I'm now at 64% for step 2 of 10.

 

The syslog is attached to this post. It looks like there are a lot of errors, but I don't know how to interpret them.

 

The SMART status report now shows a reduction in current pending sectors. It's gone down from 74 to 21. The raw read error rate has gone up a lot. What does that mean? The SMART report still shows offline uncorrectable at 1 and multi zone error rate at 1.

 

It looks like my syslog was to big to attach to this post. So I've provided this link

 

http://we.tl/2aaDdRomjc

smart_disk2-2013-02-08.txt

Link to comment

Still waiting on the pre-clear to finish for Disk2. Last I checked last night, it was around 75% complete on task 10 of 10 (post-read). I monitor it with a DOS window telnet session (Putty) and had run it with 'screen'.  When I checked it this morning, my DOS window telnet session wasn't running. Luckily, I have unMenu running in another browser tab and could see that I am now 91% complete on the post-read. Otherwise, I wouldn't know where it was at because even when I reran the Putty telnet session and tried 'Ctrl-A n' to toggle through my different screens, the pre-clear progress would not appear. IScreen wasn't even running, so I typed "screen" and the info message displayed and then 'Ctrl-A n' just returned the message "No Other Window".

 

So, I'm curious... how do you display the progress of a pre-clear after losing your telnet session? I thought that was the whole purpose or advantage to screen. I must have done something wrong (obviously).

Link to comment

Still waiting on the pre-clear to finish for Disk2. Last I checked last night, it was around 75% complete on task 10 of 10 (post-read). I monitor it with a DOS window telnet session (Putty) and had run it with 'screen'.  When I checked it this morning, my DOS window telnet session wasn't running. Luckily, I have unMenu running in another browser tab and could see that I am now 91% complete on the post-read. Otherwise, I wouldn't know where it was at because even when I reran the Putty telnet session and tried 'Ctrl-A n' to toggle through my different screens, the pre-clear progress would not appear. IScreen wasn't even running, so I typed "screen" and the info message displayed and then 'Ctrl-A n' just returned the message "No Other Window".

 

So, I'm curious... how do you display the progress of a pre-clear after losing your telnet session? I thought that was the whole purpose or advantage to screen. I must have done something wrong (obviously).

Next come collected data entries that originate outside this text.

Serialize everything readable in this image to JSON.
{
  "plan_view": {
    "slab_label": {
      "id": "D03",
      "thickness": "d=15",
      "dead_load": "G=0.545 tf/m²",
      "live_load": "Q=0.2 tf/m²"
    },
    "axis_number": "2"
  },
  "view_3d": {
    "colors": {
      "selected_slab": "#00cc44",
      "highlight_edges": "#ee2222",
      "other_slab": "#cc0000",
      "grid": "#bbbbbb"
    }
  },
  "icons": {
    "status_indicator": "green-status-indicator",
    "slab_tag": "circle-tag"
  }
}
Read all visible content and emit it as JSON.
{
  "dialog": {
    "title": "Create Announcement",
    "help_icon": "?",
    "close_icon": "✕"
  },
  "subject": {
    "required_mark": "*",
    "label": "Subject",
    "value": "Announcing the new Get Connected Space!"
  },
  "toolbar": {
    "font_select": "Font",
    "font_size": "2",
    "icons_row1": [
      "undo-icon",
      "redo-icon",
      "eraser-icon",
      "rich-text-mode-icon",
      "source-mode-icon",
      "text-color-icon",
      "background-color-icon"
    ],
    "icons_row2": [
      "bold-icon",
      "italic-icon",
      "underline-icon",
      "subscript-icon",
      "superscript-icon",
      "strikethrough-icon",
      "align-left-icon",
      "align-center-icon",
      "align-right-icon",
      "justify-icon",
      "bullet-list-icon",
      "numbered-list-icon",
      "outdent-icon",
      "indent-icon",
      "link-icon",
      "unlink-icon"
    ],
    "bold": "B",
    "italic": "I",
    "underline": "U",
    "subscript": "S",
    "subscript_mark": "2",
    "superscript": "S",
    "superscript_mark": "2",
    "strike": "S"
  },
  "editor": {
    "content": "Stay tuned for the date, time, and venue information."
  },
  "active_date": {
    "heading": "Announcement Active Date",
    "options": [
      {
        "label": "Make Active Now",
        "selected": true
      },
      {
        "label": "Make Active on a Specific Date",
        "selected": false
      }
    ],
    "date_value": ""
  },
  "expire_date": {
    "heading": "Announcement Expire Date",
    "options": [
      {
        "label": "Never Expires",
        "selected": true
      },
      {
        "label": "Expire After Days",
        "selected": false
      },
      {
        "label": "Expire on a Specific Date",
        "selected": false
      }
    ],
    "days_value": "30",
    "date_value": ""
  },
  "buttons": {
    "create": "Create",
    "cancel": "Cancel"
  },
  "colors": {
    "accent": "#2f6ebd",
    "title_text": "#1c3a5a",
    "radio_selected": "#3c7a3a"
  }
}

Not sure what you did here, but the preclear if still running must be associated with a session somehow. When you rerun PuTTY you can't just immediately try to toggle through your different screens. You have to run screen again with the -r switch to re-attach to an existing screen session. Here is a good screen tutorial

Link to comment

Ah yes, that's what I forgot... screen -r. Thanks for reminding me. Next time. Anyhow, the pre-clear of disk2 finally finished. Total time 101:29:29. A pre-clear marathon.

 

The post pre-clear SMART status report shows:

 

current pending sectors = 10

offline uncorrectable = 1

multizone error rate = 11

ata error count = 18

 

overall-health self-assessment = passed.

 

The full SMART status report for disk2 is attached to this post.

 

Should I try running preclear on this disk again?

 

Meanwhile disk4 also has 1 pending sector. Eventually, I'll need to deal with that.

 

At the beginning of this episode, I ordered another 2 TB drive. A Western Digital WD20EURS drive. It arrived a few days ago. I haven't done anything with it yet. I could replace one of the drives that are having these pending sector problems, but based on the advice here. These drives might be ok. I could just save this drive as a backup. Or, I could add it to my array since I have room for 2 more drives in this case.

 

I also ordered a replacement power supply. A Corsair 500W PSU that seems to be one of the popular PSUs recommended in another thread on the Lime Tech forum. I'm still not sure if my existing PSU is causing these problems and I'm not sure if there is a fool proof way to assess the status of my PSU. Anyhow, I'm planning to swap it out and see if the problems disappear. I'm expecting it to arrive early this coming week.

 

I could also run memtest to check the status of my RAM.

 

I'm still copying critical files off the server. So cannot move forward until I have these files backed up.

 

What would the experts here recommend, and in what order should I proceed?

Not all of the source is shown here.